I was feeling empty all the time, not pretty enough, not worthy enough, I was always seeking validation and maybe my brain thought that I would get that if I keep up with the latest trends. Buying clothes was my coping mechanism, constantly telling myself that if I buy one more item, I will finally feel fine. The truth is, I felt fine months later, when I finally stopped in being careless with myself.
With this post, I definitely do not want to start a perfect instagramalike minimalist lifestyle and keep posting pictures of nearly half empty rooms in order to get validated. Everyone who knows me just a tiny bit knows that I am more of a maximalist.
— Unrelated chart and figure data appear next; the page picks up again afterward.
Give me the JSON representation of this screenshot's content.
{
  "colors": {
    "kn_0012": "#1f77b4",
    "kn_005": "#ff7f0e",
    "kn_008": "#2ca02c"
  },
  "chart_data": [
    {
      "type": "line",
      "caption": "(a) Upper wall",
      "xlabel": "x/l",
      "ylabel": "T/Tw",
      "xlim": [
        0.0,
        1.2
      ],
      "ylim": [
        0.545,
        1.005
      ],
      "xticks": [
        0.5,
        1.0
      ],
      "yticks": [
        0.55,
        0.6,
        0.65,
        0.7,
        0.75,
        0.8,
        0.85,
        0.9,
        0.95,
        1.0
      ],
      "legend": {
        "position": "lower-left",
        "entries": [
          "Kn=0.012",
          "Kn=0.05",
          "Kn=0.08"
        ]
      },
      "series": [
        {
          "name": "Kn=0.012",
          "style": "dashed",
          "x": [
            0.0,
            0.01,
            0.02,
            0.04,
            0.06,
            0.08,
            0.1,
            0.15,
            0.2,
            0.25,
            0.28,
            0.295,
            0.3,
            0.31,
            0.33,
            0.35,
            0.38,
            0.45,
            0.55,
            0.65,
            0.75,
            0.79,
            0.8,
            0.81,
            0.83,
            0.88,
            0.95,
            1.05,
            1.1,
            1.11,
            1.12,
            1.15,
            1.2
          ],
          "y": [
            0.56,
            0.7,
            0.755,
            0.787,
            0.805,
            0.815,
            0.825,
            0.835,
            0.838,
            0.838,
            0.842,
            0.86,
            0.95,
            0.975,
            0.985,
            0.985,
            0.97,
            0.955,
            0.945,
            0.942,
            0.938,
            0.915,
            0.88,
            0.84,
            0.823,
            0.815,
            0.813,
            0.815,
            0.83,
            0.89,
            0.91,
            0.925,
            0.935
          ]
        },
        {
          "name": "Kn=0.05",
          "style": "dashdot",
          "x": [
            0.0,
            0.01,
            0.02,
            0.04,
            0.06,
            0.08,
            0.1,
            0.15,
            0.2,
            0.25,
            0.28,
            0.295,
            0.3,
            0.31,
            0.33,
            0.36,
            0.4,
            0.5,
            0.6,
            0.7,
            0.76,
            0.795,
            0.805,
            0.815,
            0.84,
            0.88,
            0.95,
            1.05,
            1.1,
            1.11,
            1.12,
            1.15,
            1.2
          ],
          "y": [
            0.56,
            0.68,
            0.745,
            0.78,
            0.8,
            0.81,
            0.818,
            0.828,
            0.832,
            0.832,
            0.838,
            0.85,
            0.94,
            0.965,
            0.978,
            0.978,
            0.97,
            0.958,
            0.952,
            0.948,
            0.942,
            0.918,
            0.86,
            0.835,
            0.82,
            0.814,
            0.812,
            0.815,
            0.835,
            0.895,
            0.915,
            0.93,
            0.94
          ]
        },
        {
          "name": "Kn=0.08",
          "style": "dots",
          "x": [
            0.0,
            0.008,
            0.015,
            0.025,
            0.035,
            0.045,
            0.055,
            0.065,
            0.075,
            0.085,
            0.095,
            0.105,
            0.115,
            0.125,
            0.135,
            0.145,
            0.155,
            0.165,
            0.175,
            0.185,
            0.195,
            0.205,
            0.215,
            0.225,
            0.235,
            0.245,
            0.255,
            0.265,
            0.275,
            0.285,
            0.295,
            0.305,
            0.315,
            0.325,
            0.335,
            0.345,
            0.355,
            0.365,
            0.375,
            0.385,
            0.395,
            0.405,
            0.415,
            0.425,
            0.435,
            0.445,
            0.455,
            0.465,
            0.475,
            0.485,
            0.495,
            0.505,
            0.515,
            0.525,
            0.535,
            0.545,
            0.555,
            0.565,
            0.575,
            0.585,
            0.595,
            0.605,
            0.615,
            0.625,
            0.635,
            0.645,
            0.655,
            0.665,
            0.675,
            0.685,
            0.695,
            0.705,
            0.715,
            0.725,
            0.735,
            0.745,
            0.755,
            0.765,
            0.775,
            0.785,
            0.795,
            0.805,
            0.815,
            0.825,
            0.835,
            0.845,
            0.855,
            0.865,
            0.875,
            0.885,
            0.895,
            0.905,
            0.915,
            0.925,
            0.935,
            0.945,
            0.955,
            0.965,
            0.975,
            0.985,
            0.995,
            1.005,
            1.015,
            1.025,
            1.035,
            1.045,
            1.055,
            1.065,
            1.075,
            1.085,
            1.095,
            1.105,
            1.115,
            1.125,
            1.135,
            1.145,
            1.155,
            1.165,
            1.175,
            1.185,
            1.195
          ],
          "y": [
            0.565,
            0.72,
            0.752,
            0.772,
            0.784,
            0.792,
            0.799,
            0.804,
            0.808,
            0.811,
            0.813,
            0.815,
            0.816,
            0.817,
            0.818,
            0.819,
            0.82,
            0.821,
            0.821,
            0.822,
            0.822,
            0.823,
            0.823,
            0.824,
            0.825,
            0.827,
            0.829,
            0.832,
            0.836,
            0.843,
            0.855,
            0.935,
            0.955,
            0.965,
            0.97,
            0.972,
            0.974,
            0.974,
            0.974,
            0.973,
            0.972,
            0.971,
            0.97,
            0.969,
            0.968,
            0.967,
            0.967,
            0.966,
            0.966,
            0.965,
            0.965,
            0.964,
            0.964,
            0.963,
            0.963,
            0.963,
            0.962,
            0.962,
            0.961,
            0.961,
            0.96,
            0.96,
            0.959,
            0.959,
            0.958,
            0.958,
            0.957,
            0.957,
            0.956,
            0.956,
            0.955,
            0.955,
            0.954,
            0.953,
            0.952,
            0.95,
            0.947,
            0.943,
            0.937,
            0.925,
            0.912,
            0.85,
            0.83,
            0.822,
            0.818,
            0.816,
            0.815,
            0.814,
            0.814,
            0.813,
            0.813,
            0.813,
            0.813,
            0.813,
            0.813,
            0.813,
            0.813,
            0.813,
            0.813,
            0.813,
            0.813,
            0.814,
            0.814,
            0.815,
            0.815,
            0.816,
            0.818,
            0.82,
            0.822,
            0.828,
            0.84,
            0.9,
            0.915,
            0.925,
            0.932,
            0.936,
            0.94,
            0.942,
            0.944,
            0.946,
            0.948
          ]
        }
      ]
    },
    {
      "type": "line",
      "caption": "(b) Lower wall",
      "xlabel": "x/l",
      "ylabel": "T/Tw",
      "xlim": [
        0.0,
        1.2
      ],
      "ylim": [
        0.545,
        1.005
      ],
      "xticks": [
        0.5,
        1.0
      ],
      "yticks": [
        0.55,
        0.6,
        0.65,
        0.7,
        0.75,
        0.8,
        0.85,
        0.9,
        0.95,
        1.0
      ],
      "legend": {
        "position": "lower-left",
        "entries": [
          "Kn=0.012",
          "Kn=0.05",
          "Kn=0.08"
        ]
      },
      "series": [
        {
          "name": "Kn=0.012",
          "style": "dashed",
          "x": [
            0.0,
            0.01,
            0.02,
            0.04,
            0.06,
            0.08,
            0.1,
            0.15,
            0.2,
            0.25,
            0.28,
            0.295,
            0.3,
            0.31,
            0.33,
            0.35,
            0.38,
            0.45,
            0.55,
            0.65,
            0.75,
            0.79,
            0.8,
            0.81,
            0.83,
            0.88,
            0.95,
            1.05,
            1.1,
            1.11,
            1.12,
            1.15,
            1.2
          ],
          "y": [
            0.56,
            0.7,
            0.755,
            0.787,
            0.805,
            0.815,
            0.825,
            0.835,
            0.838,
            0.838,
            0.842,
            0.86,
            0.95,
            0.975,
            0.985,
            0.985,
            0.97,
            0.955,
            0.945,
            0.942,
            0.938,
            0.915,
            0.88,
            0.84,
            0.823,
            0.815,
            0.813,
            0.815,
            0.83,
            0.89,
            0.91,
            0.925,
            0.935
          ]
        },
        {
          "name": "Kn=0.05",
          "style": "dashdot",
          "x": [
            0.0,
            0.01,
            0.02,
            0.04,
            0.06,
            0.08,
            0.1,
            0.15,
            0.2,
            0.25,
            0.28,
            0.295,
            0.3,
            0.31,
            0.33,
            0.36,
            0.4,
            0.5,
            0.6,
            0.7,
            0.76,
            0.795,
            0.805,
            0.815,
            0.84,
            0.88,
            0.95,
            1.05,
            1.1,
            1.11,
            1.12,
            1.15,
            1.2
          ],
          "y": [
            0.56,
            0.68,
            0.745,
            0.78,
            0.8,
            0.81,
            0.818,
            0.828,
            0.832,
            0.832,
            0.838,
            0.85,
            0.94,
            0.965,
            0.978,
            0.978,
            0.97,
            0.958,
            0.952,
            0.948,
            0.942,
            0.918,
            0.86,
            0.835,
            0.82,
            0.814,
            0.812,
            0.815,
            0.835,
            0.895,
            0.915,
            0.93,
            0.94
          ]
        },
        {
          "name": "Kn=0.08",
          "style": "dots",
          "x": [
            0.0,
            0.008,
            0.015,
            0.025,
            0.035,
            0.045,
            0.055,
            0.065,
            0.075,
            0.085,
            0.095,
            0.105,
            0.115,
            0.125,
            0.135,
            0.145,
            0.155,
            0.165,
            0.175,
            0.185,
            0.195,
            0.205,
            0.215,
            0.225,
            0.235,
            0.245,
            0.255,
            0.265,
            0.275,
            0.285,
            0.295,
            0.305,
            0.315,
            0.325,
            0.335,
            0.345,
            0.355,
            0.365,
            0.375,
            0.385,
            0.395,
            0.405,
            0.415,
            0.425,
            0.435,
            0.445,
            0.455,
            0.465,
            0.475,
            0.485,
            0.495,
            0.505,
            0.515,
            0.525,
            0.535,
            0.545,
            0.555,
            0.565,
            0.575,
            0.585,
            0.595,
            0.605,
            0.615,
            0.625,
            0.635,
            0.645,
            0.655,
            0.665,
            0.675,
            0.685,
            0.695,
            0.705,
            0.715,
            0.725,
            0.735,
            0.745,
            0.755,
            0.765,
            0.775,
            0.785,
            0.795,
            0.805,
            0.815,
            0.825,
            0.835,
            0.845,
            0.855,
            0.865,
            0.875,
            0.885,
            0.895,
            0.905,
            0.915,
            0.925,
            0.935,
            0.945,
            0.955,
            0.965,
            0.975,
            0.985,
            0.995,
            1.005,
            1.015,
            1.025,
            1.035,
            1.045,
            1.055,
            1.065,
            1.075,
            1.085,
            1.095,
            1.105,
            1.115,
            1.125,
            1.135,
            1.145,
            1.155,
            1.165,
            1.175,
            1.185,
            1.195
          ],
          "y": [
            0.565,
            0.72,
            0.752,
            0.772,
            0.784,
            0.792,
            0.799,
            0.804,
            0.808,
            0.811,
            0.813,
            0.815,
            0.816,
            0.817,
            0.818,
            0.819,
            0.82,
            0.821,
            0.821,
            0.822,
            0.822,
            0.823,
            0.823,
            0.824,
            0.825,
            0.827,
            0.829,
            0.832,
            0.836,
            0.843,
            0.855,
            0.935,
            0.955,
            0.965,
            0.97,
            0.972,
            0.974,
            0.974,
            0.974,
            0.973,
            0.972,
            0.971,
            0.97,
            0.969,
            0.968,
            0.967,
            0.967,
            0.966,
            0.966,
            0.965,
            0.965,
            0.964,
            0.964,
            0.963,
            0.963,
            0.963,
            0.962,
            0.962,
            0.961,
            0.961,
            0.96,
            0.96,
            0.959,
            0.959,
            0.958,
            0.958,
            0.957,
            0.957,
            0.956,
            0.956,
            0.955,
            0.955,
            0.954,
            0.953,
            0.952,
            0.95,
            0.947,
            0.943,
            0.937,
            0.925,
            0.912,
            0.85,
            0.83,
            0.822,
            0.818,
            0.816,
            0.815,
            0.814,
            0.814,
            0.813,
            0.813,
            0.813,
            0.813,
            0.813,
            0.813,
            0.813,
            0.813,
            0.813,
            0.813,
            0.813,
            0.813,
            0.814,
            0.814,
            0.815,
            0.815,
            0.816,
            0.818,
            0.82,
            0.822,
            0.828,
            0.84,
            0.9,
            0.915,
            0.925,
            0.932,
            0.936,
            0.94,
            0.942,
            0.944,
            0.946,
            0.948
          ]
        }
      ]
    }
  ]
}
However, my fast fashion binge buying behaviour, did obviously not lead to anything very good: when I moved out my flat in Manchester over the summer, I had a lot of storage boxes full of clothing, plus an insane amount of stuff stored at my parent’s house.
Looking back in the day, the thing that fascinated me about fashion when I was younger was the aspect of self-expression in it. Honestly, it still is, and it forever will be. When I first dived into the crazy world of garments, I was of course targeted to everything that was not available on my doorstep in my tiny ass village.
When I travelled to cities, I spend hours in an urban outfitters, and if I even only left with the most basic black denim skirt (which I would have probably found in a charity shop for a lot less money), I was happily fulfilled because of the experience and it felt like something special.
Moving to a city, going into an urban outfitters is not that special anymore. What used to be miles and miles away is now in short walking distance, and living independently, you do not have to ask your parents before every purchase like you did when you were 15 years old.
When I became so fascinated about fashion and self-expression through garments back in the day, I was never flashed by fast fashion, as I considered it as mainstream. I adored vintage clothing, whichever city I visited, I went to various vintage stores. I loved how unique the pieces are and that you might by chance catch an item that only you will have. I remember very vividly how I dragged my parents around stores in Paris or Amsterdam as a horrible, moody teenager. In my defence, I still have those pieces.
As I adored vintage so much, I kept browsing depop and etsy for ages to find gunne sax seventies dresses- I still do, I still haven’t found one in an affordable price range hahah.
Bringing it back to be beginning, I realized that especially last year, I have spent a fortune on fast fashion. This lightbulb started to light up in my head very suddenly at some point in the last few months. Spending time in north America, where thrifting is more accessible than back home, I have just realized how vintage shopping fulfils my fashion craving soul a lot more than anything else.
Also, I realized how much I love supporting small brands, making the world of retail a bit brighter, colourful, and diverse.
And again, I am not blaming anyone with this. The only person I am blaming is myself, for handling carelessly in order to fill up my inner emptiness. I am still very far away from being a saint, and being honest, I will never be one. My wardrobe is still packed with a lot of items of fast fashion brands, but I simply try to minimise the amount of times I shop there.
Every little step counts.
No one of us is too small to make a difference, as Greta would say it. Not even in the crazy world of fashion. Let’s use our power together and try and make one.